The rescue team escorted the remainder of the rafting group and Peppard’s body 22 miles downstream to the nearest takeout at Powwatka Bridge in Wallowa County about eight miles south of the Washington state line.

Throughout the response a Bureau of Land Management river ranger provided detailed descriptions of the river to the incident commander and a sheriff’s office patrol sergeant was stationed on a ridge above the water to help relay communications, if needed.

Child posted her thanks to rescuers, saying “They were all so kind. They were amazing. We are all heartbroken, traumatized and numb with shock.”

Cory Peppard remembered

Friends and co-workers were remembering Peppard this week on social media.

According to Peppard’s Facebook page, he earned his bachelor’s of science in nursing at Seattle University and studied nurse anesthesia at University of North Florida.

He had served in the U.S. Marine Corps and also was an Air Force flight nurse before becoming a nurse anesthetist.

An Air Force veteran posted, “Corey was a really great and genuine soul.
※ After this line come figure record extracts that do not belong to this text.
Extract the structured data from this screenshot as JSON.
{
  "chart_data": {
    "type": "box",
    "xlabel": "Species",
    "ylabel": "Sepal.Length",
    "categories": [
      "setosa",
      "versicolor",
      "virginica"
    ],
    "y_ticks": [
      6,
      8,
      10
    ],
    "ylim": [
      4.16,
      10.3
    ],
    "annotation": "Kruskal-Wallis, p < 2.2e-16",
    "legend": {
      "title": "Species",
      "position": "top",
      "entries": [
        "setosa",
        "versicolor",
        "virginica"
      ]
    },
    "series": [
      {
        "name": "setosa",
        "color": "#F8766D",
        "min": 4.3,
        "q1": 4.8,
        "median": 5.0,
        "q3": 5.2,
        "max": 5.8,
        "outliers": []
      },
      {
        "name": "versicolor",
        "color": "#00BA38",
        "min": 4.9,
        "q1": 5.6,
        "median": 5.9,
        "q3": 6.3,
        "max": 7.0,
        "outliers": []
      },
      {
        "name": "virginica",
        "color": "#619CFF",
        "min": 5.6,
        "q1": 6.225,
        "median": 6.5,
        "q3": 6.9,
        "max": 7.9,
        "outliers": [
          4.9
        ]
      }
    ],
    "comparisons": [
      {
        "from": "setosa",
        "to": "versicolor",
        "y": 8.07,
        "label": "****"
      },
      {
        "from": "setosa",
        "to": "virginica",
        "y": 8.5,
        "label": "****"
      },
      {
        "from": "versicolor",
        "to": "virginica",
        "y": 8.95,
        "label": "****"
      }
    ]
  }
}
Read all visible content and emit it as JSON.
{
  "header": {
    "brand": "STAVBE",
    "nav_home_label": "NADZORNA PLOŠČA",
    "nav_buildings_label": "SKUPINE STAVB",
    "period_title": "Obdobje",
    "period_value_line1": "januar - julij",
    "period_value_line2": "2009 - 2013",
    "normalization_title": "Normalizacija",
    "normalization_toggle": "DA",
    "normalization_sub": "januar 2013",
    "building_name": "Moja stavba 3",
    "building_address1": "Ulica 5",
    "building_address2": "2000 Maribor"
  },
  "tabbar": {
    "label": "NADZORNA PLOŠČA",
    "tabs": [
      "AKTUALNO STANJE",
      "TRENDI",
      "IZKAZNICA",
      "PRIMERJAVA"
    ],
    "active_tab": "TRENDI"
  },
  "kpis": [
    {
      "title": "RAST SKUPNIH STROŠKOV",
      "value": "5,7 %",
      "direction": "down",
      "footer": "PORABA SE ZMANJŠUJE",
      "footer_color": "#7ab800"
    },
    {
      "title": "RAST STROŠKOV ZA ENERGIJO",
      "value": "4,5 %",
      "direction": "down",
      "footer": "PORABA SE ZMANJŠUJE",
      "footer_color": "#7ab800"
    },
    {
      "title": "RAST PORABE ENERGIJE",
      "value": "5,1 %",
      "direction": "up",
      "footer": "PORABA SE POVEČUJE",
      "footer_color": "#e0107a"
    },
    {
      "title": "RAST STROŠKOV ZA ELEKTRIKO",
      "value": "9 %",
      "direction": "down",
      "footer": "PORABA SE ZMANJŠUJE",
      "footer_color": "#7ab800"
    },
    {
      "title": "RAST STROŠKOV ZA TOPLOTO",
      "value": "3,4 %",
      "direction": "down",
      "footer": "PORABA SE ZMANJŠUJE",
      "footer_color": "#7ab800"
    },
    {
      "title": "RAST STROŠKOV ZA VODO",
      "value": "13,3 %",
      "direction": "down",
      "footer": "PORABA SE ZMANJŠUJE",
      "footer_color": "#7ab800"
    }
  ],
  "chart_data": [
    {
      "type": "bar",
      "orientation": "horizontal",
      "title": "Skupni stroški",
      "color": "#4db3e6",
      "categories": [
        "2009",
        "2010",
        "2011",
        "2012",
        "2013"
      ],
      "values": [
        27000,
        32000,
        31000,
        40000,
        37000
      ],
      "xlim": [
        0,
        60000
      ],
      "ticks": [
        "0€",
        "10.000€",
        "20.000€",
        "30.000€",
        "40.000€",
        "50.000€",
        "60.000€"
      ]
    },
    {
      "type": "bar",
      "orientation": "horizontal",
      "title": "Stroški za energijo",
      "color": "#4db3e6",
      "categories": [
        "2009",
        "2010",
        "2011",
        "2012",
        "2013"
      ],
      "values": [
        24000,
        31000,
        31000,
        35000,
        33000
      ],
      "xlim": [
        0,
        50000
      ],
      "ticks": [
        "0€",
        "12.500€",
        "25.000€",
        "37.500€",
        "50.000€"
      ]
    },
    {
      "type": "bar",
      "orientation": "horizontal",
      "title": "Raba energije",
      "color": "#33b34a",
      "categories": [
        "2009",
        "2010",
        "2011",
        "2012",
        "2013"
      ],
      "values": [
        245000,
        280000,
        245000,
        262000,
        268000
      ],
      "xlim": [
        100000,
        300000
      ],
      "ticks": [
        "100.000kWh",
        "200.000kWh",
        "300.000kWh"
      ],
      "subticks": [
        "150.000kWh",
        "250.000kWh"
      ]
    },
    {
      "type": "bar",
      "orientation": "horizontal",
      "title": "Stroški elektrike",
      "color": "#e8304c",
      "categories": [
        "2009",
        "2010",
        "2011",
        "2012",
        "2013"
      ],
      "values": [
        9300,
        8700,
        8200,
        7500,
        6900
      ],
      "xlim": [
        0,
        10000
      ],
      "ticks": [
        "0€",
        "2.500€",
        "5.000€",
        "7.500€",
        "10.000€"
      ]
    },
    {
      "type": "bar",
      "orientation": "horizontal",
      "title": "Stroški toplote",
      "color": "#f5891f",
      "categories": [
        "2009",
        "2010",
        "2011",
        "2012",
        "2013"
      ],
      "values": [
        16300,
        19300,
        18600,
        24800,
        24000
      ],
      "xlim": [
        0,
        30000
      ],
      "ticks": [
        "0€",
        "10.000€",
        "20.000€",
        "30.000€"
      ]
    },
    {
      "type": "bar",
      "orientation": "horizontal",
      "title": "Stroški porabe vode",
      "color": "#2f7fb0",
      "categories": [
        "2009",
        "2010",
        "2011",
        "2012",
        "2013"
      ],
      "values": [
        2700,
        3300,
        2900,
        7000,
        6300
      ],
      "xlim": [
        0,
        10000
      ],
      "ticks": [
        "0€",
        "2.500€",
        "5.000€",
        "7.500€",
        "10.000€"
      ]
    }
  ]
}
The world lost a great guy.”

“You had to know Cory Peppard up close and personal to understand his wit and know his character,” posted a fellow former Marine, who remembered a motorcycle ride with Peppard.

“I was so lucky to have met you and had you in my life,” posted a Trios nurse.

Others reminisced about Peppard teaching them how to win a jump ball in high school basketball and counseling them about dating the wrong people.

“He was an AMAZING MAN. Always with a smile and a corny joke,” posted another friend.